Page 10 of Gryphon

He twisted from the front seat to look behind him. Jeremy and Miranda sat in the back seat of the police car discussing the ISASI lectures. Holly and Tad had ended up together in the other car without his noticing.

Stop being paranoid, Munroe.

Though for every single woman since Sister Mary Pat at the orphanage until joining Miranda’s team, being paranoid about women had served him very well.

The one time he’d let his guard down, he’d almost eaten the wrong end of a shotgun. There’d been a little family spat that had wiped out half of the Denver Giovanni mafia family—including the incredibly lustful Violetta who he’d unwittingly been helping to defraud her older brothers. Then Mike’s FBI controller’s bosses had stepped in to wipe out the other half, again almost taking him down as a not entirely innocent bystander.

Violetta had almost out-conned his best con, until it cost her life.

The next day Mike had been dragged into the NTSB and met Holly. And, against his usual nature, had flown straight ever since.

Dealing with Holly and Tad flirting was his payback for toeing the line?

Well, he sure didn’t need that garbage.

6

“Looks like a war zone,” Tad whispered.

“I’ve never been to a war zone,” Miranda looked around. “It looks like an airplane crash to me.”

“Man, don’t know if I’m cut out for this shit.”

Fjällberget ski resort was a small area cleared among the thick trees. The hill’s prominence stood only a hundred and thirty meters above the surrounding topography. There was a single lift climbing a half kilometer through the dark conifers and three trails winding down. Typical for the rolling landscape of central Sweden. It was Norway that claimed all the high mountains and rugged slopes. The most notable things about Fjällberget were that it lay beneath no regular flight path and that there was a Boeing 737 that had planted nose-first in the middle of the primary ski run then flopped down onto its belly.

A line of wide-spaced high-pressure sodium lights mounted on the ski lift support poles cast a yellowish glow across the snowfield. A snowcat had been driven up near the wreck and its high-intensity white lights chopped the wreckage into sharply delineated areas of sun-bright and deepest shadow.

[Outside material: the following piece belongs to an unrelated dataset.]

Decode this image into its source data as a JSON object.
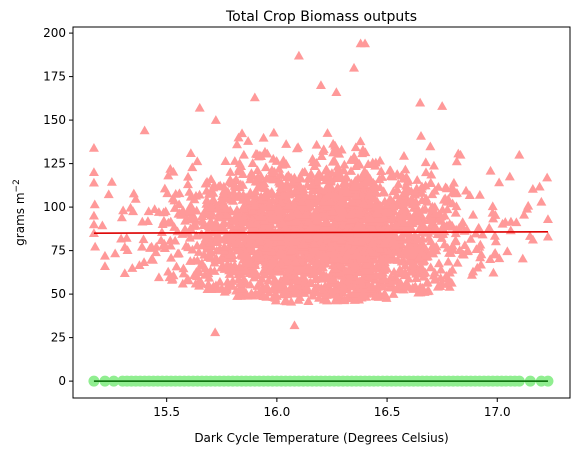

Miranda turned away before she saw more.

Not yet ready to study the crash, she kept her back to it—and Tad. Seeing Tad where Andi was supposed to be…hurt. Right in the center of her chest.

First, she checked her vest to make sure it wasn’t pinching her there. It wasn’t. Then she verified that every tool resided in its proper pocket. Then she pulled out a headlamp and turned it on.

As soon as she’d chosen a fresh notebook and labeled it with LuftSvenska Boeing 737-700 and the date, Jeremy began reading out the weather data from his handheld meter.

“Three degrees Celsius below freezing. No wind. Winter-low humidity of twenty-seven percent.” Just as she’d trained him, he kept the white clouds of his breath directed to the side as he took the measurements to not skew the readings.

“Dark,” she looked around and recorded it dutifully along with his data.

“Local sunset at 1450 hours today,” Jeremy announced after accessing his phone.

She’d forgotten they used to work this way. None of the others had adapted as neatly to her methods as Jeremy had. Or hadn’t she let them? Had she kept Andi at a distance? Is that what had happened between them?

Before she had considered that question, Jeremy began describing the sloping terrain and the low altitude of the crash site. The jet should have been at thirty thousand feet, not three hundred meters. Yet it wasn’t.

The next sphere of her investigation method after weather and terrain was the extent of the debris field. It had—

“Ms. Chase? I’m Kurt Anderson, the lead investigator for the SHK.” Like most older Swedes, his English sounded slightly stilted. The younger ones could have been American-born by their accents.

She looked at his extended hand. He wore heavy gloves and she wore light ones. She still didn’t want to shake hands.

Meg was looking up at her expectantly.

Miranda sighed and shook Kurt’s gloved hand as briefly as possible, hoping that satisfied Meg. “My name is Miranda Chase. I’m the Investigator-in-Charge for the NTSB.”

“Thank you for coming so quickly. We have focused so far on body recovery,” he waved toward long lines of body bags laid out on the snow along the track of the ski lift. The black bags absorbed the yellow night lights until they looked like rectangular black holes in the hillside. It seemed that should be a metaphor for something, but she wasn’t sure what.

“Did you photograph the bodies in position?”